At the same time, General Motors’ product portfolio has continued to improve, contributing to market share gains of 60 basis points in 2025 while maintaining some of the lowest incentive levels in the automotive industry. This disciplined strategy has been a major driver of the company’s nearly $25 billion in FCF generated over the past two years. During this period, the company invested more than $20 billion in capital projects to support growth in its core operations and advance key strategic priorities.

Looking ahead to 2026 and 2027, General Motors expects to continue this momentum by investing between $10 billion and $12 billion annually. Approximately $5 billion of this investment will be directed toward expanding U.S. manufacturing capacity for several of its highest-demand vehicles while helping the company reduce its exposure to tariffs. GM carries a Zacks Rank #3 (Hold) at present. You can see the complete list of today’s Zacks #1 (Strong Buy) Rank stocks here.

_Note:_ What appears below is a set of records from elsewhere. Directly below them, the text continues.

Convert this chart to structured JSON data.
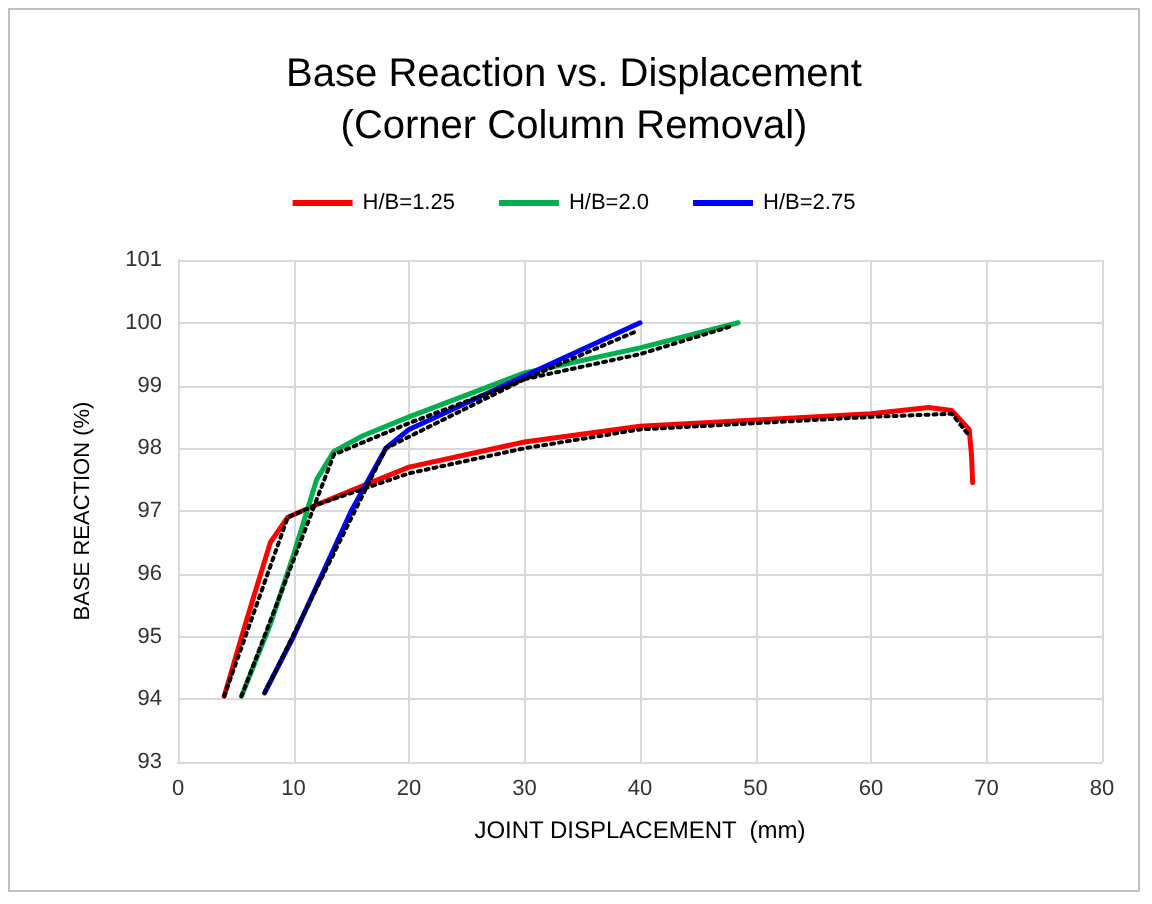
{
  "chart_data": {
    "type": "line",
    "title": "Base Reaction vs. Displacement\n(Corner Column Removal)",
    "xlabel": "JOINT DISPLACEMENT  (mm)",
    "ylabel": "BASE REACTION (%)",
    "xlim": [
      0,
      80
    ],
    "xticks": [
      0,
      10,
      20,
      30,
      40,
      50,
      60,
      70,
      80
    ],
    "ylim": [
      93,
      101
    ],
    "yticks": [
      93,
      94,
      95,
      96,
      97,
      98,
      99,
      100,
      101
    ],
    "grid": true,
    "legend": "top",
    "marker": "none",
    "series": [
      {
        "name": "H/B=1.25",
        "color": "#ff0000",
        "line_style": "solid",
        "x": [
          4,
          6,
          8,
          9.5,
          12,
          16,
          20,
          30,
          40,
          50,
          60,
          65,
          67,
          68.5,
          68.7,
          68.8
        ],
        "values": [
          94.05,
          95.3,
          96.5,
          96.9,
          97.1,
          97.4,
          97.7,
          98.1,
          98.35,
          98.45,
          98.55,
          98.65,
          98.6,
          98.3,
          97.9,
          97.45
        ]
      },
      {
        "name": "H/B=2.0",
        "color": "#00b050",
        "line_style": "solid",
        "x": [
          5.5,
          8,
          10,
          12,
          13.5,
          16,
          20,
          30,
          40,
          48.5
        ],
        "values": [
          94.05,
          95.2,
          96.3,
          97.5,
          97.95,
          98.2,
          98.5,
          99.2,
          99.6,
          100
        ]
      },
      {
        "name": "H/B=2.75",
        "color": "#0000ff",
        "line_style": "solid",
        "x": [
          7.5,
          10,
          12.5,
          15,
          18,
          20,
          30,
          40
        ],
        "values": [
          94.1,
          95,
          96,
          97,
          98,
          98.3,
          99.15,
          100
        ]
      },
      {
        "color": "#000000",
        "line_style": "dotted",
        "x": [
          4,
          9.5,
          12,
          20,
          30,
          40,
          50,
          60,
          67,
          68.5
        ],
        "values": [
          94.05,
          96.9,
          97.1,
          97.6,
          98.0,
          98.3,
          98.4,
          98.5,
          98.55,
          98.2
        ]
      },
      {
        "color": "#000000",
        "line_style": "dotted",
        "x": [
          5.5,
          13.5,
          20,
          30,
          40,
          48
        ],
        "values": [
          94.05,
          97.9,
          98.4,
          99.1,
          99.5,
          99.95
        ]
      },
      {
        "color": "#000000",
        "line_style": "dotted",
        "x": [
          7.5,
          18,
          30,
          39.5
        ],
        "values": [
          94.1,
          98,
          99.1,
          99.85
        ]
      }
    ]
  }
}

How Other Automakers Are Utilizing Their Cash Flows

Ford Motor Company (F - Free Report) generated $3.5 billion in FCF and ended 2025 with nearly $29 billion in cash and close to $50 billion in total liquidity. The legacy automaker continues to prioritize maintaining a strong balance sheet, which provides flexibility to invest in growth opportunities, such as Ford Energy, as well as software and physical services. These remain high-margin and high-growth domains for Ford. For 2026, Ford expects adjusted free cash flow between $5 billion and $6 billion, which is roughly $2 billion higher than in 2025.

Rivian Automotive, Inc. (RIVN - Free Report) reported a decline in its cash balance to $3.5 billion at the end of 2025 from $5.3 billion in 2024, as the company continues to burn cash while pursuing long-term growth. Additionally, Rivian forecasts capex in the band of $1.95-$2.05 billion (up from $1.7 billion spent in 2025), primarily to complete R2 construction and tooling, begin vertical construction at its new Georgia plant and expand its sales, service and charging network. While these efforts bode well for long-term prospects, they are likely to strain Rivian’s near-term cash flows.

GM’s Price Performance, Valuation and Estimates  

General Motors has outperformed the Zacks Automotive-Domestic industry. Its shares have gained 24.6% compared with the industry’s growth of 8.7%. 

Zacks Investment Research
Image Source: Zacks Investment Research

 
From a valuation perspective, GM appears undervalued. Going by its price/sales ratio, the company is trading at a forward sales multiple of 0.36, lower than the industry’s 3.36. 

Zacks Investment Research
Image Source: Zacks Investment Research

 
The Zacks Consensus Estimate for GM’s 2026 and 2027 EPS has moved up 2 cents and 10 cents, respectively, in the past 30 days.